In the first weeks of the COVID-19 epidemic in the United States, a shocking breakdown in quality control at the CDC’s central laboratory in Atlanta led to cross-contamination of test materials that made the first round of tests shipped out around the country worthless. Correcting the issue took more than a month, during which time COVID-19 was spreading across the country, undetected and unacknowledged by the White House, where Donald Trump continually assured the nation that all was well. As it became clear that the number of cases was far outrunning the available tests, the FDA used emergency authority to allow the use of alternative antibody tests that ultimately flooded in from more than 200 companies. Now CBS News is reporting that not only where many of these tests flawed, but agencies knew they were flawed. But, eager to cover up the shortage of U. S. tests available, these tests were allowed to circulate, unchecked for 50 days. Meanwhile, state and county officials made decisions about how to handle social distancing and stay-at-home orders on the results of these tests. Cities used the test to find first responders and social workers had been exposed, and to test essential personnel. People made life and death decisions on the basis of tests that didn’t work — and the people who allowed those tests to circulate, knew it.
The story, which will appear Sunday evening on 60 Minutes, details how some cities detected the flawed tests on their own. Laredo, Texas purchased thousands of tests with the intention of setting up drive-through testing sites. Fortunately, before they did so, the city’s health director checked the tests against known samples and found their accuracy was only 20% — they were wrong far more often than they were right. Laredo’s testing plans were placed on hold, a delay that meant they couldn’t track the local progress of the epidemic or properly protect healthcare workers. But other cities had it worse because they trusted the tests. They used that information to open businesses, or close them, to allocate medical resources, and to decide how to handle everything from schools to hospitals.
In the case of Laredo, the worthless tests were reported. Officials from Homeland Security appeared, took the tests, and … there is no “and.” No apparent results came from reporting the tests, other that someone showed up to hide them. If there was any investigation of this test, or any other, it’s certainly not visible.

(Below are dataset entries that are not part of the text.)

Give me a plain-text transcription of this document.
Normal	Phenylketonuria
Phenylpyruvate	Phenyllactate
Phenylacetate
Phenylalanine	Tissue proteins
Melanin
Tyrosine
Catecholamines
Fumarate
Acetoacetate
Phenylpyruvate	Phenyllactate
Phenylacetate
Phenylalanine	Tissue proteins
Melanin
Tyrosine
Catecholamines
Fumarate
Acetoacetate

In addition to those local results, faulty tests — and faulty testing — had a tremendous impact on the public response. For example, in mid-April, conservative researchers associated with the Hoover Institute reported that rates of infection in California were dozens of times higher than expected, and that COVID-19 was actually much less dangerous than previously reported. The results of thee announcements immediately came under suspicion, but that hasn’t stopped these and other similar claims from circulating widely.
Even the 50 day free-for-all where the FDA allowed in tests without any consideration at all was far from the end of the problem. It took three months before the FDA began to pull the ineffective tests. In May, they began to require companies to submit data showing their tests were accurate—though it’s completely unclear how much scrutiny that data received. It’s possible that millions of people in the United States took tests that were either worthless—or worse than worthless. People receiving false-negative results may have unknowingly exposed others. People receiving false positives may have become infected after being given a false sense of safety.
Donald Trump and Mike Pence have been bragged on the response to COVID-19 as a “whole government effort.” That certainly seems to be the case. From the CDC that failed to produce sufficient tests, to the FDA that allowed an unchecked flood of inaccurate tests into the country, to Homeland Security that failed to follow up on investigations, it took everyone working together to screw up this completely.